Les indemnités de la rupture conventionnelle

Combien pouvez-vous toucher en indemnité pour votre rupture conventionnelle ?

Les indemnités de la rupture conventionnelle du CDI

calcul indemnité rupture conventionnelleLors des entretiens, le montant des indemnités de rupture conventionnelle que l'employeur devra verser au salarié vont être fixées. C'est l'un des avantages de la rupture conventionnelle (ainsi que l'ouverture des droits au chômage bien sur). Il s'agit d'une négociation, et le salarié peut donc tout à fait demander à toucher un montant supérieur à l'indemnité minimum légale.

Les modalités de calcul de l'indemnité de rupture conventionnelle légale sont décrites ci-dessous.

Evidemment, si la demande de rupture conventionnelle n'émane pas du salarié mais de l'employeur, il sera bien mieux placé pour négocier à la hausse le montant de ces indemnités. Dans le cas contraire, un employeur n'a aucun intérêt à accorder plus que le minimum légal à un employé désirant le quitter et qui peut très bien, pour ce faire, poser sa démission.

Indemnité légale minimum

Ce minimum légal que l'employeur doit respecter est régi par le Code du travail. Il est important pour le salarié de s'informer, préalablement à l'entretien obligatoire, du montant minimal auquel il a droit. Il doit donc consulter sa convention collective, car il est possible que celle-ci fixe un montant minimum d'indemnité conventionnelle de licenciement supérieur à celui de l'indemnité légale.

Le montant de l'indemnité ne peut en aucun cas être inférieur au montant de l'indemnité légale de licenciement. Celle-ci se base soit sur le salaire brut net moyen des trois derniers mois, soit sur celui des douze derniers mois si cela est à l'avantage du salarié. Toute rémunération exceptionnelle du type treizième mois ou prime doit être intégrée au prorata. Cela concerne les cadres et non cadres ainsi que les salaires au SMIC.

Modalités de calcul

Le calcul de l'indemnité minimale équivaut à :

  • 1/5e du salaire mensuel brut par année d'ancienneté dans l'entreprise,
  • Plus, pour les années postérieures à la dixième année d'ancienneté, 2/15e du salaire mensuel brut par année d'ancienneté.
  • Si un salarié possède moins d'un an d'ancienneté, le calcul se fait au prorata du nombre de mois travaillés.

Si l'employeur doit encore au salarié des jours de congés, l'indemnité compensatrice de congés payés doit bien sûr venir s'ajouter au montant de l'indemnité de rupture conventionnelle.

Simulez votre indemnité de rupture conventionnelle

Imposition de l'indemnité

Régime fiscal

Pour la quasi majorité des personnes est exoneré de toute imposition fiscal, pour cela il faut que l'indemnité respecte :

  • L'indemnité doit être conforme au montant de l'indemnité légale de licenciement prévue par la convention collective de branche, accord collectif ou à défaut par la loi.
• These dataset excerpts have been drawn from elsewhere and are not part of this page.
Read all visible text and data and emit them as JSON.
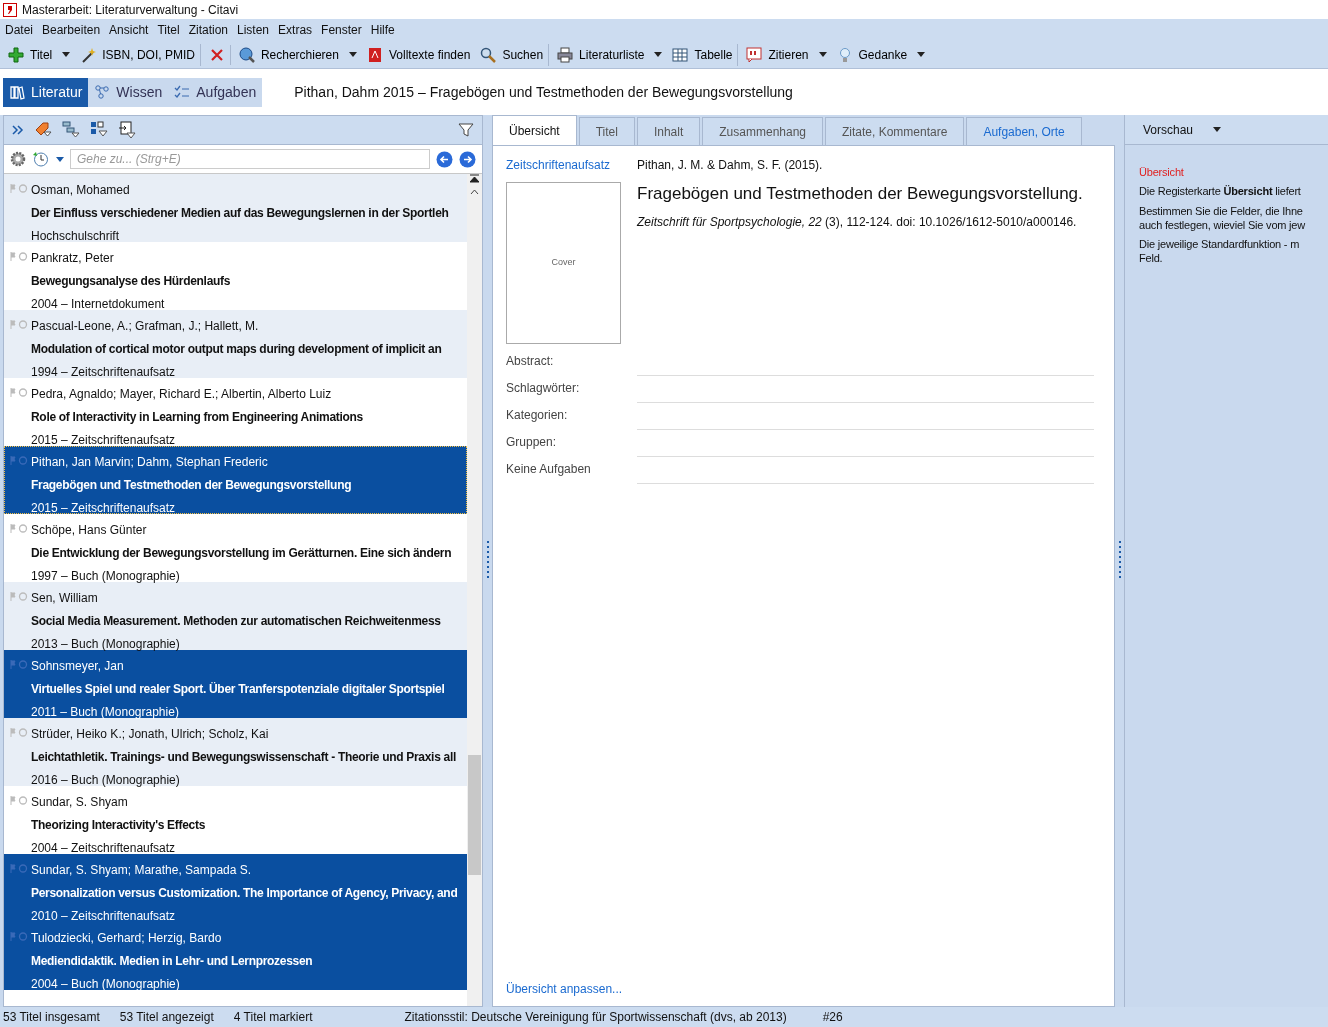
{
  "window": {
    "title": "Masterarbeit: Literaturverwaltung - Citavi"
  },
  "menu": [
    "Datei",
    "Bearbeiten",
    "Ansicht",
    "Titel",
    "Zitation",
    "Listen",
    "Extras",
    "Fenster",
    "Hilfe"
  ],
  "toolbar": [
    {
      "label": "Titel",
      "dropdown": true,
      "separator_after": false
    },
    {
      "label": "ISBN, DOI, PMID",
      "dropdown": false,
      "separator_after": true
    },
    {
      "dropdown": false,
      "separator_after": true
    },
    {
      "label": "Recherchieren",
      "dropdown": true,
      "separator_after": false
    },
    {
      "label": "Volltexte finden",
      "dropdown": false,
      "separator_after": false
    },
    {
      "label": "Suchen",
      "dropdown": false,
      "separator_after": true
    },
    {
      "label": "Literaturliste",
      "dropdown": true,
      "separator_after": false
    },
    {
      "label": "Tabelle",
      "dropdown": false,
      "separator_after": true
    },
    {
      "label": "Zitieren",
      "dropdown": true,
      "separator_after": false
    },
    {
      "label": "Gedanke",
      "dropdown": true,
      "separator_after": false
    }
  ],
  "modes": [
    {
      "label": "Literatur",
      "selected": true
    },
    {
      "label": "Wissen",
      "selected": false
    },
    {
      "label": "Aufgaben",
      "selected": false
    }
  ],
  "current_title": "Pithan, Dahm 2015 – Fragebögen und Testmethoden der Bewegungsvorstellung",
  "goto": {
    "placeholder": "Gehe zu... (Strg+E)"
  },
  "references": [
    {
      "authors": "Osman, Mohamed",
      "title": "Der Einfluss verschiedener Medien auf das Bewegungslernen in der Sportleh",
      "meta": "Hochschulschrift",
      "selected": false,
      "focused": false
    },
    {
      "authors": "Pankratz, Peter",
      "title": "Bewegungsanalyse des Hürdenlaufs",
      "meta": "2004 – Internetdokument",
      "selected": false,
      "focused": false
    },
    {
      "authors": "Pascual-Leone, A.; Grafman, J.; Hallett, M.",
      "title": "Modulation of cortical motor output maps during development of implicit an",
      "meta": "1994 – Zeitschriftenaufsatz",
      "selected": false,
      "focused": false
    },
    {
      "authors": "Pedra, Agnaldo; Mayer, Richard E.; Albertin, Alberto Luiz",
      "title": "Role of Interactivity in Learning from Engineering Animations",
      "meta": "2015 – Zeitschriftenaufsatz",
      "selected": false,
      "focused": false
    },
    {
      "authors": "Pithan, Jan Marvin; Dahm, Stephan Frederic",
      "title": "Fragebögen und Testmethoden der Bewegungsvorstellung",
      "meta": "2015 – Zeitschriftenaufsatz",
      "selected": true,
      "focused": true
    },
    {
      "authors": "Schöpe, Hans Günter",
      "title": "Die Entwicklung der Bewegungsvorstellung im Gerätturnen. Eine sich ändern",
      "meta": "1997 – Buch (Monographie)",
      "selected": false,
      "focused": false
    },
    {
      "authors": "Sen, William",
      "title": "Social Media Measurement. Methoden zur automatischen Reichweitenmess",
      "meta": "2013 – Buch (Monographie)",
      "selected": false,
      "focused": false
    },
    {
      "authors": "Sohnsmeyer, Jan",
      "title": "Virtuelles Spiel und realer Sport. Über Tranferspotenziale digitaler Sportspiel",
      "meta": "2011 – Buch (Monographie)",
      "selected": true,
      "focused": false
    },
    {
      "authors": "Strüder, Heiko K.; Jonath, Ulrich; Scholz, Kai",
      "title": "Leichtathletik. Trainings- und Bewegungswissenschaft - Theorie und Praxis all",
      "meta": "2016 – Buch (Monographie)",
      "selected": false,
      "focused": false
    },
    {
      "authors": "Sundar, S. Shyam",
      "title": "Theorizing Interactivity's Effects",
      "meta": "2004 – Zeitschriftenaufsatz",
      "selected": false,
      "focused": false
    },
    {
      "authors": "Sundar, S. Shyam; Marathe, Sampada S.",
      "title": "Personalization versus Customization. The Importance of Agency, Privacy, and",
      "meta": "2010 – Zeitschriftenaufsatz",
      "selected": true,
      "focused": false
    },
    {
      "authors": "Tulodziecki, Gerhard; Herzig, Bardo",
      "title": "Mediendidaktik. Medien in Lehr- und Lernprozessen",
      "meta": "2004 – Buch (Monographie)",
      "selected": true,
      "focused": false
    }
  ],
  "tabs": [
    {
      "label": "Übersicht",
      "selected": true,
      "has_content": false
    },
    {
      "label": "Titel",
      "selected": false,
      "has_content": false
    },
    {
      "label": "Inhalt",
      "selected": false,
      "has_content": false
    },
    {
      "label": "Zusammenhang",
      "selected": false,
      "has_content": false
    },
    {
      "label": "Zitate, Kommentare",
      "selected": false,
      "has_content": false
    },
    {
      "label": "Aufgaben, Orte",
      "selected": false,
      "has_content": true
    }
  ],
  "overview": {
    "type": "Zeitschriftenaufsatz",
    "cover": "Cover",
    "citation_authors": "Pithan, J. M. & Dahm, S. F. (2015).",
    "citation_title": "Fragebögen und Testmethoden der Bewegungsvorstellung.",
    "citation_source": "*Zeitschrift für Sportpsychologie, 22* (3), 112-124. doi: 10.1026/1612-5010/a000146.",
    "fields": [
      "Abstract:",
      "Schlagwörter:",
      "Kategorien:",
      "Gruppen:",
      "Keine Aufgaben"
    ],
    "customize": "Übersicht anpassen..."
  },
  "preview": {
    "label": "Vorschau",
    "heading": "Übersicht",
    "paragraphs": [
      [
        "Die Registerkarte **Übersicht** liefert"
      ],
      [
        "Bestimmen Sie die Felder, die Ihne",
        "auch festlegen, wieviel Sie vom jew"
      ],
      [
        "Die jeweilige Standardfunktion - m",
        "Feld."
      ]
    ]
  },
  "status_bar": [
    "53 Titel insgesamt",
    "53 Titel angezeigt",
    "4 Titel markiert",
    "Zitationsstil: Deutsche Vereinigung für Sportwissenschaft (dvs, ab 2013)",
    "#26"
  ]
}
Si vous avez obtenu le minimum légale, vous n'avez aucune imposition dessus.
  • 2 fois le montant de votre salaire brut annuel perçu l'année précédemment la rupture conventionnelle dans la limite de 225 288 euros.

Régime social

Sur le plan social, les indemnités de rupture sont exonérées de :

  • Cotisations de sécurité sociale dans la limite du montant exonéré d’impôt sur le revenu, sans pouvoir dépasser quel que soit le cas de figure (y compris s’agissant des indemnités de rupture égales à l’indemnité légale ou conventionnelle de licenciement), 2 PASS (soit 78.456€ en 2017).
  • CSG/CRDS dans la limite de l’indemnité conventionnelle ou légale de licenciement, sans que cette exonération ne puisse dépasser 2 PASS (soit 78.456€ en 2017).

Dans la plupart des cas, sauf si vous avez un très gros salaire et que vous êtes salarié depuis plus de 20 ans, votre indemnité de rupture conventionnelle sera exonéré d'impots et de cotisations sociales.